ST. LOUIS | The U.S. Supreme Court refused Monday to hear a case questioning the constitutionality of Missouri's death penalty method, and Missouri Attorney General Chris Koster said he would now seek an execution date for a convicted killer.
The top court's ruling was the last legal hurdle to resuming executions in Missouri, Koster said. He asked the state Supreme Court to set an execution date for Joseph Franklin, a white supremacist responsible for several killings, including the sniper shooting of a man outside a suburban St. Louis synagogue in 1977.
"Today's decision clears up any lingering ambiguities related to the constitutionality of Missouri's death penalty protocols," Koster said in a statement. "Legal hurdles have held the imposition of justice in Missouri in abeyance for 12 months. With today's ruling, these hurdles have been set aside."
Jennifer Herndon, an attorney for several death row inmates, disagreed.
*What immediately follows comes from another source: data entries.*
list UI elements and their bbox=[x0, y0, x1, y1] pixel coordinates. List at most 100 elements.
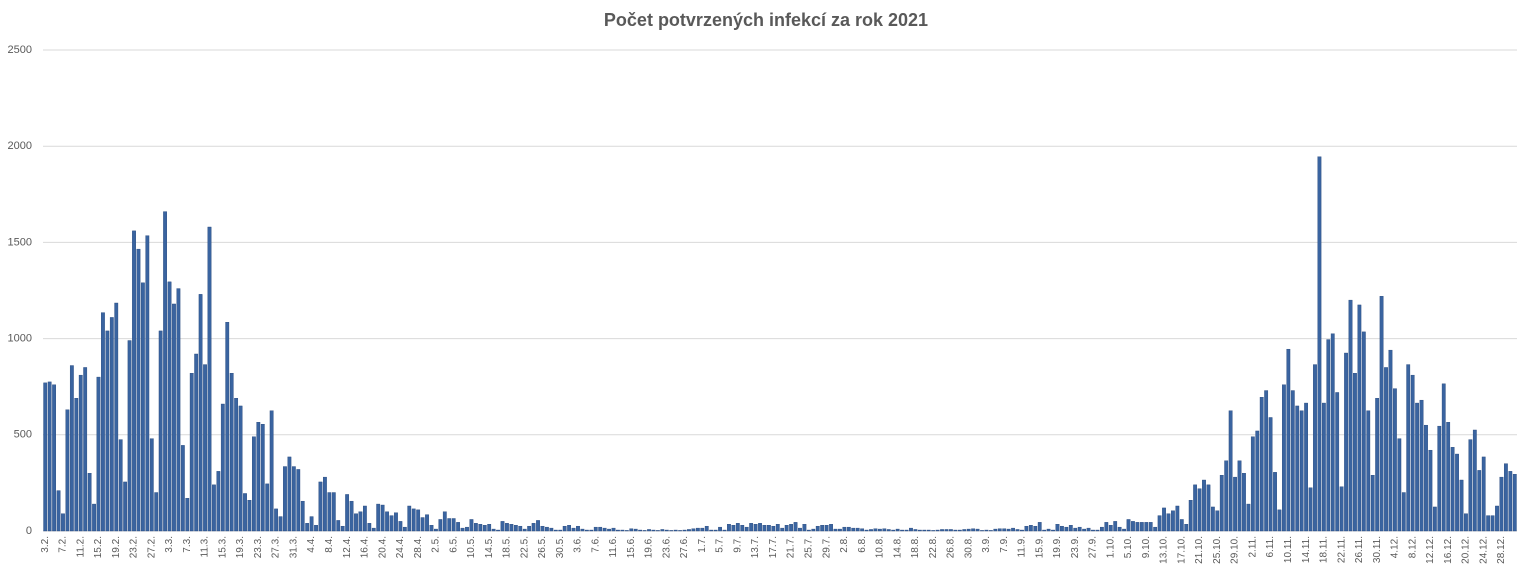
bar bbox=[460, 527, 465, 532]
bar bbox=[1215, 510, 1220, 532]
bar bbox=[1135, 522, 1140, 532]
bar bbox=[367, 523, 372, 532]
bar bbox=[1481, 456, 1486, 532]
bar bbox=[1335, 392, 1340, 532]
x-tick-label: 28.12. bbox=[1496, 536, 1507, 564]
x-tick-label: 10.5. bbox=[466, 536, 477, 558]
y-tick-label: 2500 bbox=[8, 44, 32, 56]
bar bbox=[1361, 331, 1366, 532]
bar bbox=[469, 519, 474, 532]
bar bbox=[1428, 449, 1433, 532]
bar bbox=[798, 527, 802, 532]
bar bbox=[358, 511, 363, 532]
bar bbox=[194, 353, 199, 532]
bar bbox=[922, 529, 927, 532]
bar bbox=[1144, 522, 1149, 532]
bar bbox=[1375, 398, 1380, 532]
x-tick-label: 23.3. bbox=[253, 536, 264, 558]
bar bbox=[1304, 402, 1308, 532]
x-tick-label: 14.11. bbox=[1301, 536, 1312, 563]
bar bbox=[256, 422, 261, 532]
bar bbox=[878, 528, 882, 532]
bar bbox=[123, 481, 128, 532]
bar bbox=[1148, 522, 1153, 532]
bar bbox=[127, 340, 132, 532]
bar bbox=[243, 493, 247, 532]
y-tick-label: 500 bbox=[14, 429, 32, 441]
x-tick-label: 27.2. bbox=[146, 536, 157, 558]
bar bbox=[56, 490, 61, 532]
bar bbox=[571, 527, 576, 532]
bar bbox=[975, 528, 980, 532]
bar bbox=[846, 526, 851, 532]
bar bbox=[864, 529, 869, 532]
bar bbox=[567, 525, 571, 532]
bar bbox=[238, 405, 243, 532]
bar bbox=[1393, 388, 1397, 532]
bar bbox=[1468, 439, 1473, 532]
x-tick-label: 21.7. bbox=[786, 536, 797, 558]
bar bbox=[380, 504, 385, 532]
bar bbox=[394, 512, 398, 532]
bar bbox=[664, 529, 669, 532]
bar bbox=[1255, 430, 1260, 532]
x-tick-label: 6.8. bbox=[857, 536, 868, 553]
bar bbox=[189, 373, 194, 532]
chart-title: Počet potvrzených infekcí za rok 2021 bbox=[604, 10, 928, 30]
bar bbox=[917, 529, 922, 532]
bar bbox=[114, 302, 119, 532]
bar bbox=[731, 525, 736, 532]
bar bbox=[744, 526, 749, 532]
bar bbox=[407, 505, 412, 532]
bar bbox=[451, 518, 456, 532]
x-tick-label: 14.5. bbox=[484, 536, 495, 558]
bar bbox=[1006, 528, 1011, 532]
x-tick-label: 9.7. bbox=[732, 536, 743, 553]
bar bbox=[269, 410, 274, 532]
bar bbox=[1153, 526, 1158, 532]
bar bbox=[1193, 484, 1198, 532]
bar bbox=[149, 438, 154, 532]
bar bbox=[1024, 525, 1029, 532]
x-tick-label: 13.10. bbox=[1159, 536, 1170, 564]
bar bbox=[611, 527, 616, 532]
bar bbox=[651, 529, 656, 532]
bar bbox=[318, 481, 323, 532]
bar bbox=[740, 525, 745, 532]
x-tick-label: 8.12. bbox=[1407, 536, 1418, 558]
bar bbox=[482, 525, 487, 532]
bar bbox=[456, 522, 461, 532]
bar bbox=[886, 529, 891, 532]
bar bbox=[780, 527, 785, 532]
bar bbox=[1366, 410, 1371, 532]
bar bbox=[376, 503, 381, 532]
bar bbox=[909, 527, 913, 532]
bar bbox=[247, 500, 252, 532]
bar bbox=[473, 523, 478, 532]
bar bbox=[531, 523, 536, 532]
bar bbox=[1326, 339, 1331, 532]
bar bbox=[855, 527, 860, 532]
bar bbox=[820, 525, 825, 532]
x-tick-label: 13.7. bbox=[750, 536, 761, 558]
bar bbox=[1051, 529, 1055, 532]
bar bbox=[278, 516, 283, 532]
bar bbox=[1313, 364, 1317, 532]
bar bbox=[1441, 383, 1446, 532]
bar bbox=[1472, 429, 1477, 532]
bar bbox=[1495, 505, 1499, 532]
bar bbox=[252, 436, 256, 532]
bar bbox=[1086, 527, 1091, 532]
x-tick-label: 1.7. bbox=[697, 536, 708, 553]
bar bbox=[1321, 402, 1326, 532]
x-tick-label: 10.11. bbox=[1283, 536, 1294, 563]
bar bbox=[1188, 500, 1193, 532]
bar bbox=[105, 330, 110, 532]
bar bbox=[216, 471, 221, 532]
x-tick-label: 3.2. bbox=[40, 536, 51, 553]
x-tick-label: 7.9. bbox=[999, 536, 1010, 553]
bar bbox=[425, 514, 429, 532]
bar bbox=[727, 524, 731, 532]
bar bbox=[92, 503, 96, 532]
y-tick-label: 2000 bbox=[8, 140, 32, 152]
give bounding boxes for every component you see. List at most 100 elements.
She said another lawsuit questioning the legality of Missouri's fatal three-drug cocktail is still pending before the U.S. Supreme Court.
"Our position is we have another lawsuit pending that is in the middle of discovery, and now is not the time to resume executions," Herndon said.
Beth Riggert, a spokeswoman for the Missouri Supreme Court, said there was no way to predict if or when the court would set an execution date for Franklin.
The lawsuit filed by death row inmate Reginald Clemons and joined by Franklin and several others on Missouri's death row challenged the training and competence of Missouri's execution team.
In 2006, a federal judge declared Missouri's lethal injection process unconstitutional after the surgeon who was overseeing executions testified he sometimes transposed numbers and operated without written procedures or supervision.
Mistakes, the lawsuit argued, could result in prisoners being insufficiently anesthetized and cause undue harm and suffering during the execution process.
The state Department of Corrections responded by adopting written procedures detailing the precise amounts and order of the chemicals to be injected. A federal judge upheld the protocol in 2008, and the state Supreme Court later upheld the process by which Missouri adopted the execution procedures.
In November, a three-judge appeals court panel rejected the lawsuit. The Supreme Court's decision not to hear it essentially ended the case.
Missouri executed 66 men from 1989 through 2005. There has been just one execution since then while lawsuits over the protocol were pending.
Franklin, now 60, was convicted in 1997 for shooting and killing Gerald Gordon, who was standing in the parking lot of a St. Louis area synagogue after a bar mitzvah. Franklin also was convicted of shooting two other men who were in the synagogue parking lot. They survived.
While Franklin could be executed for his crimes in Missouri, he also was convicted in the murder of two African-Americans in Utah, the murder of an interracial couple in Wisconsin and the bombing of a synagogue in Tennessee. He has claimed responsibility for the 1978 shooting of Larry Flynt, publisher of Hustler magazine.